Avoid copying and pasting your existing data storage and processing strategies from RDBMS to Hive and Impala. Bear with my answer; it may seem a little tangential to your question but I think it is essential to understand the strategic context within which one works to make reasonable tactical, day-to-day decision.
Companies often suffer from fragmented storage systems (silos) and the incoherent and disagreeing data that has to be joined manually with traditional systems struggling with (for their design) expensive table scans. As a quick fix organisations often copy data, e.g. via Sqoop, into their Hadoop cluster to do some analysis or ETL and then export it back into their RDMBS or access it via ODBC in the cluster. And usually, they are dissatisfied with the outcome. This is not an issue of the tooling though and more related to who it is being used.
I have seen a lot of people approach Hive and Impala in the same fashion as they have been used to with RDBMS in the past. Naturally, there are a few differences, i.e. that an RDMBS can be optimised for small data access and joining via indices while the big data approach is optimised for large-scale data processing. While both can be bent to be used for the either purpose (see Hive's newer ACID support and columnar storage via ORC, for example) planning your infrastructure correctly can remove a lot of pain.

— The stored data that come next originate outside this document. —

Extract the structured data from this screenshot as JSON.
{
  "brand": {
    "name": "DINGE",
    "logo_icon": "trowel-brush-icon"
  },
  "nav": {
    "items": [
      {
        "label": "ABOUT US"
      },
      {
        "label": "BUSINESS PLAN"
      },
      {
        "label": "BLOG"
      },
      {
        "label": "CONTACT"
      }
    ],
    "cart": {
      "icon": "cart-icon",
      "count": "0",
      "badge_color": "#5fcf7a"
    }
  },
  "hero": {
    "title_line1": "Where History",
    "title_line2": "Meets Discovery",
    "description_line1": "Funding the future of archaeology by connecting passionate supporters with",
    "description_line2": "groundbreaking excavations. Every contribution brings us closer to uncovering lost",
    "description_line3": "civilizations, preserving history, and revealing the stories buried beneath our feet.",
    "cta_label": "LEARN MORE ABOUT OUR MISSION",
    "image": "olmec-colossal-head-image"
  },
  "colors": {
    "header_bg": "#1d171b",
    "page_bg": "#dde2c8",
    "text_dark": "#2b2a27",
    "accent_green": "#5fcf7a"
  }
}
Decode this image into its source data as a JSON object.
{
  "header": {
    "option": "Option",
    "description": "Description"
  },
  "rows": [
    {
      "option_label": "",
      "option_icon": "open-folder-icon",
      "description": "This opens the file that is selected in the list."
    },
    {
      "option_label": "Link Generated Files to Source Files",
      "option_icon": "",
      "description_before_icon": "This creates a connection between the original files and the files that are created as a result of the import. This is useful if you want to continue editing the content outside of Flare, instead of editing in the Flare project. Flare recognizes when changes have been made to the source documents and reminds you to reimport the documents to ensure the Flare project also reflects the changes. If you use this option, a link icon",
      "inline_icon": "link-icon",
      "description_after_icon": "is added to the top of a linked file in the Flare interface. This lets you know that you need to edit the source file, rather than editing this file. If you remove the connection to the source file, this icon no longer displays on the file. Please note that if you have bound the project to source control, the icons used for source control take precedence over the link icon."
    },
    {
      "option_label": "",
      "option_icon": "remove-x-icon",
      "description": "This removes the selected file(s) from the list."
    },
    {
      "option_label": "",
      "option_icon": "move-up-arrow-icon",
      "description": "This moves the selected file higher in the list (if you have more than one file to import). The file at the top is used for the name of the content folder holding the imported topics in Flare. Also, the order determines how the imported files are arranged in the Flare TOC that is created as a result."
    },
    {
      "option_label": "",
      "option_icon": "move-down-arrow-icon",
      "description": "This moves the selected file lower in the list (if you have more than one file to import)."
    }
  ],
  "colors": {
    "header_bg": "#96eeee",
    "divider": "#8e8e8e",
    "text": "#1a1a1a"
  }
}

Think about what are the 'raw' immutable events you want to store and how to you want to represent them based on your needs, e.g. access patterns and analytics. Then consider if you can reorganise the flow of data in your organisation (step by step) to cut down on the existing systems. If you don't need near real-time processing you can, for example, copy data from source systems (logs, CSV, JSON messages, etc) regularly into HDFS and store it as immutable facts. Try and modify it as little as possible and only conform it (e.g. date normalisation) and optimise it (compress and partition the storage locations). This data will be the foundation of your data lake. On top of this dataset, you can run regular processes to build derived, optimised datasets (think of them as something alike materialised views) which may join various core datasets and even include denormalisation or join in facts as needed. This data may also be exported into data marts for optimised access patterns or third party systems.

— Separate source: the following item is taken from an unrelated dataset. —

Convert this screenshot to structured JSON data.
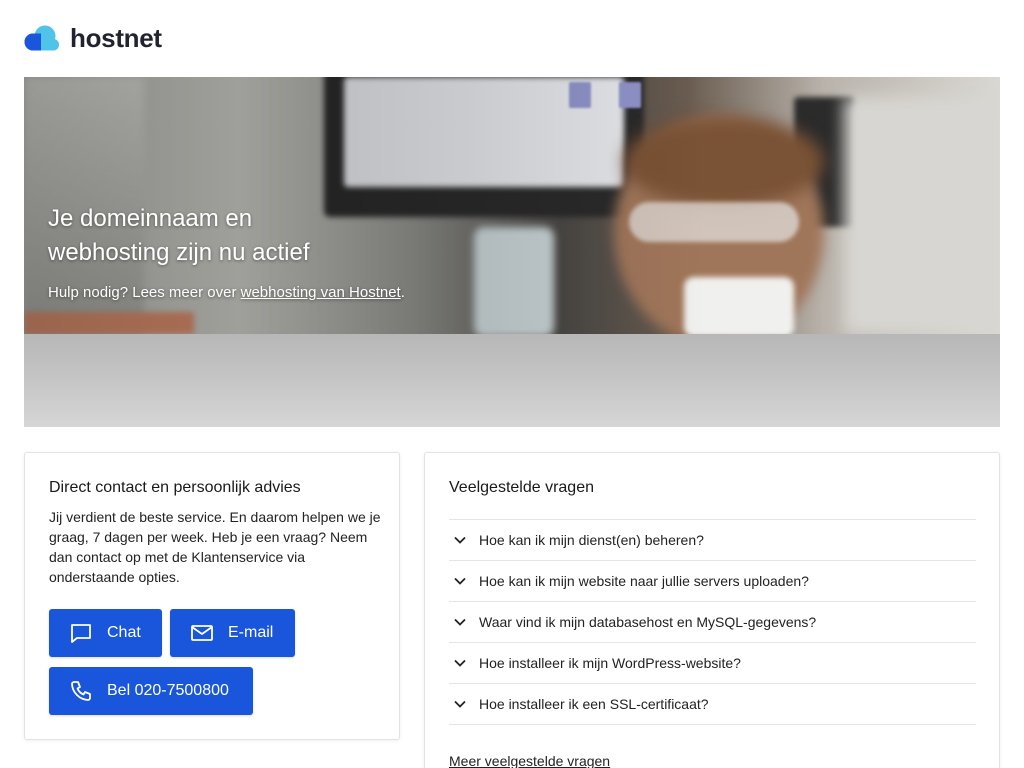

Note, that if you use your data lake as a multi-tenancy environment to ensure that you have data governance and appropriate access limitations in place to prevent people circumventing your overall data flow pattern (ideally uni-directional) and worse build business critical processes on top of unsupported datasets.
Hi@ sukumar balla
If the goal of the star schema is to provide analytics to the end user, you could also consider advanced BI tools like Platfora for data discovery, analytics & reporting. It integrates nicely with data stored in Hadoop and leverages its computational abilities, i.e. does a lot of the processing in YARN. Platfora provides an interest driven workflow where the raw data of interest is pulled into a 'lens' cutting down the time it takes to ETL/ELT using traditional Pig/Hive scripts. This is done via a web interface making analytics accessible to a large group of users in the organisation. Additionally, the lens building process is agile due to Platfora firing Spark jobs in the background using the Hadoop cluster to build the lens. The end users can draw pixel perfect reports/charts using drop zones on the Vizboards in little time.